Practising law in Sweden
In Sweden, unlike many other countries, there is no such thing as a "lawyers monopoly" for practising law. Thus, anyone who feels apt to practice law may also do so, with or without a law degree, in court as well as outside. Although the Swedish system on its surface seems lax, the reality is the opposite. The predominant majority of law practitioners are accredited lawyers, known as "Advokat". And even if the title does not entitle to any substantial statutory extra benefits, the title Advokat at least serves as a "quality label" subject supervision and control. However, legal representatives appointed in pursuance to the provisions on legal help must be an Advokat or a law apprentice working under the auspices of an Advokat.
Although everyone who wishes may practice law in Sweden, not everyone is entitled being an Advokat. For qualifying as an Advokat and thereby a member of the Swedish Bar Association (Advokatsamfundet), following requirements must be fulfilled:
Firstly, the applicant must be a national of any State within the European Union or EEA and has his residence within this area.
Secondly, the applicant must have completed a Swedish law degree.
Thirdly, subsequent the law degree the applicant must have gained professional legal experience for five years, whereby three of these five years must have been devoted to serving the public.
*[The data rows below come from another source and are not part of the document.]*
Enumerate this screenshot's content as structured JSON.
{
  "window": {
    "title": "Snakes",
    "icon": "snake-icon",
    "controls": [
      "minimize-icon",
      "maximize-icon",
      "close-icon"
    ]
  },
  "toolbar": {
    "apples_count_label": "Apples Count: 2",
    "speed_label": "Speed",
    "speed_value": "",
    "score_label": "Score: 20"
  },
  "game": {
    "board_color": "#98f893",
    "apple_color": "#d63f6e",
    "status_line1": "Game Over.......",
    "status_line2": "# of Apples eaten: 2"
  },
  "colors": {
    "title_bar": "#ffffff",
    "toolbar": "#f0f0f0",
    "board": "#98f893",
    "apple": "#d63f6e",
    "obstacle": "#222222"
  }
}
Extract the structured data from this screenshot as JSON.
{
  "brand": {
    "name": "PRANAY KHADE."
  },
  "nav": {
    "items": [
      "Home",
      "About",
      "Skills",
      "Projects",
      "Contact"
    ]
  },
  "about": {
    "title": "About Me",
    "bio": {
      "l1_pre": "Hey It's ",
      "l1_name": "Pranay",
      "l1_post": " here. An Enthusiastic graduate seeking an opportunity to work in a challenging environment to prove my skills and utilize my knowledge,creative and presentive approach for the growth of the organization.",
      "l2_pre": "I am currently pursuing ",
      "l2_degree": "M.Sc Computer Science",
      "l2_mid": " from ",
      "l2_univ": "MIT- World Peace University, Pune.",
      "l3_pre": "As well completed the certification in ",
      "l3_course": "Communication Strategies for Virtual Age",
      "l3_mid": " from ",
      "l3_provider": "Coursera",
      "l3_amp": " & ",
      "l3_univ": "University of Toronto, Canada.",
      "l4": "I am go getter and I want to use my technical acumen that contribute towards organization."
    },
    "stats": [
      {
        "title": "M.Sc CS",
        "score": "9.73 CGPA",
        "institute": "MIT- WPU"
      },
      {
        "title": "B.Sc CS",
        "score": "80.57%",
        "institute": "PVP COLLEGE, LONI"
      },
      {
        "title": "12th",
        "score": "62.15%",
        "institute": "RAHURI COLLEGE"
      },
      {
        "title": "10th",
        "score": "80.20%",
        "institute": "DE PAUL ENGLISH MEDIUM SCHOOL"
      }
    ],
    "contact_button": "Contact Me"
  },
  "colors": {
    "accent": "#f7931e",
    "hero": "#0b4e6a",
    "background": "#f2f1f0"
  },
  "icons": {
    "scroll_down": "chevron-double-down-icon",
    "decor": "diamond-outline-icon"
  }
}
The latter practice can be carried out as an employee to an Advokat or in as a self-employer.
Fourthly, the applicant must be known for being honest and is overall suitable for practising law as an Advokat.
In case of applicants who have not completed a Swedish law degree, but who are in possession of education gained in a State within the EU or EEA and which entitles to becoming a lawyer in that State different rules apply. If the applicant has fulfilled all requirements in his "home" State for qualifying as a lawyer, he will also formally qualify for membership in the Swedish Bar Association. However, prior educational degree from the "home" State must be accompanied with an aptitude test, offered by the Bar Association, proving sufficient knowledge and insight of the Swedish legal system. Further, special rules apply for those who have qualified as Advokat in the Nordic countries. For this category, only an additional period of practice - three years as an apprentice in a law firm - is required.